Ultimate Zone Rating

From baseball’s earliest days, managers, players, reporters and fans have all tried to answer a seemingly simple question: What value does a player contribute to his team defensively? For the first 100 or so years, we relied on nothing more than fielding percentage – (balls played – errors)/(balls played). We all understand that this isn’t a good measure of value. A 50 year old man who plays third base, only fields the slowest of ground balls, makes a lazy but accurate lollipop throw to first, has a fielding percentage of 1.000. Ryan Zimmerman, who dives for balls in the camera well and makes throws from the left field tarp, will have a less than perfect fielding percentage. Still, every team in baseball would be happy to have Zimmerman at third.

History

Bill James tried to improve on the fielding percentage stat when he created Range Factor (put outs + assists)/(games played). This was a better stat than fielding percentage, but still had room for improvement. In 2003 Mitchel Lichtman (or MGL) introduced a new stat at the Baseball Think Factory called Ultimate Zone Rating (UZR).  MGL tried to account for external factors such as variance in pitching, variances in ball-parks, and luck. He also converted from a games played stat to an innings played stat. In theory, UZR measures how well a player converts a batted ball into an out. This is a positional stat. You can’t compare the UZR of a right fielder to the UZR of a shortstop (the old apples and oranges thing).

How Is UZR Computed?

The field is segmented into 78 zones – 64 of which are used in UZR calculations. Every play is entered into a huge database with items such as the zone number where the ball landed, type of hit (Ground Ball, Fly Ball, Line Drive, Pop Up), etc. Here’s a chart of the zone:


To adjust for ball park effects, outfield foul balls are ignored. Also, infield line drives, which are more the result of positioning than skill, are ignored, as are infield pop-flies. Pitchers and catchers are not included in UZR.

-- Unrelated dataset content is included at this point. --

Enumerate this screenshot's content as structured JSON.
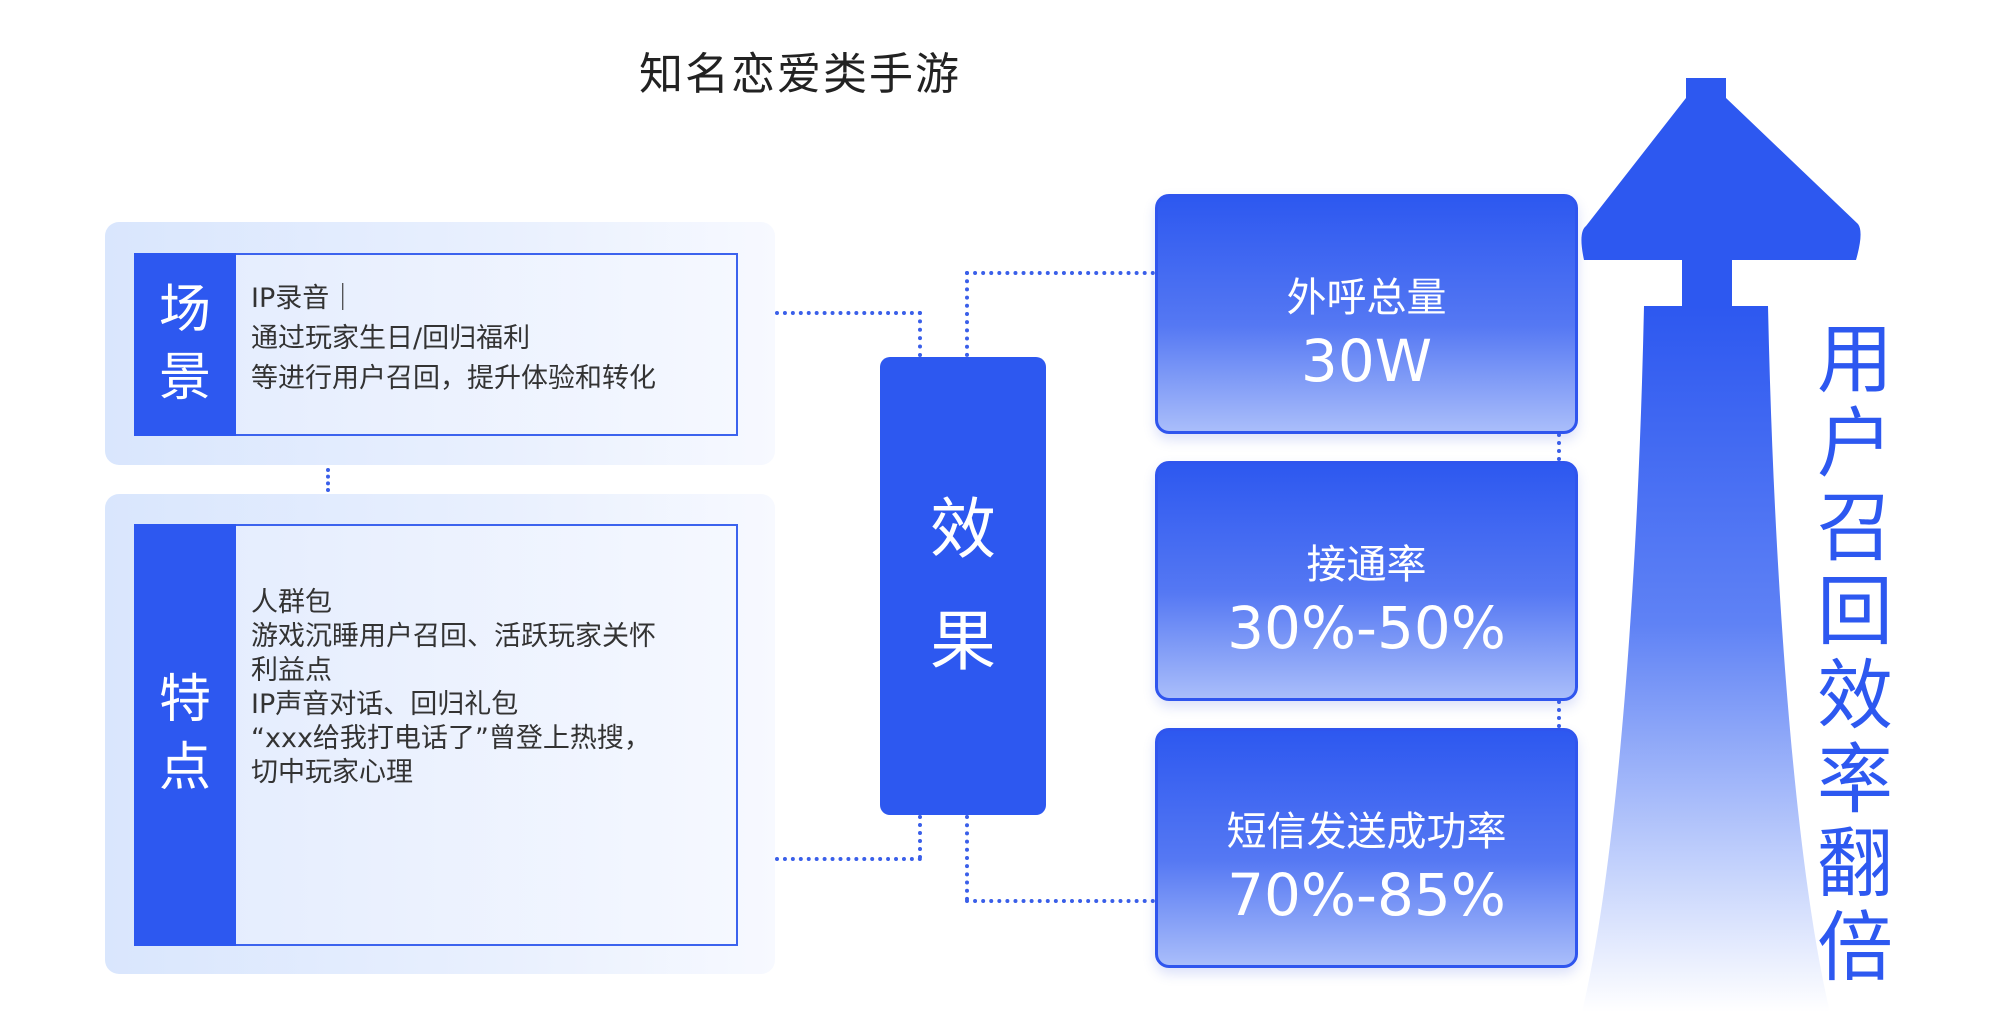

After every play is entered, we start with the math. Algorithms are run for every zone, determining the number of balls hit, the type of hit, what percentage of time the ball was fielded for an out, what percentage of time the ball was fielded by position etc. For example, consider a zone between shortstop and third base. For simplicity sake, say there were 250 balls that landed in the zone. 50 landed for hits, 150 were fielded by the third baseman for outs, and 50 were fielded by the shortstop for outs. The MLB expected average would be computed for that zone, and stored in an expectancy matrix. Then, each player is compared for his position against the matrix. Now, our 50 year old man who records 10 outs in 250 chances in that zone is compared against the expectancy matrix of 150 outs, and receives a -140 for that zone. Zimmerman, who might record 190 outs in that zone, gets a +40. These computations are made for each zone of responsibility on a positional basis (the apples and oranges thing again), to create each player’s UZR. The UZR/150 you see on Fangraphs also makes adjustments for handedness of the pitcher and batter, the game state (number of outs/runner position will determine where a throw is made), double plays turned, batted ball speed, and errors made. The 150 on UZR/150 means that Fangraphs has normalized UZR calculations so that all players are compared over a 150 game season (more on this later).

How Reliable is UZR?

Over time, a player’s UZR regresses to his likely ability. The question is, how much time does it take (or in the math world – how big a sample do you need) for UZR to be accurate? Sample size is always a factor in statistics. If I flip a penny 10 times and get 8 heads and 2 tails, I can’t project  1 million flips as 800,000 heads and 200,000 tails because my sample size (number of flips) isn’t big enough. As mathematicians say, given a  big enough sample, the accumulation of individual events will regress to the mean. That’s a fancy way of saying, if I flip a penny 1 million times, I’m very likely to have nearly 500,000 heads and 500,000 tails. That’s the real problem with UZR. Depending on which mathematician you listen to, 1 season of defensive data equates to 50-75 games worth of plate appearances. That’s not nearly enough data for reliable statistical analysis.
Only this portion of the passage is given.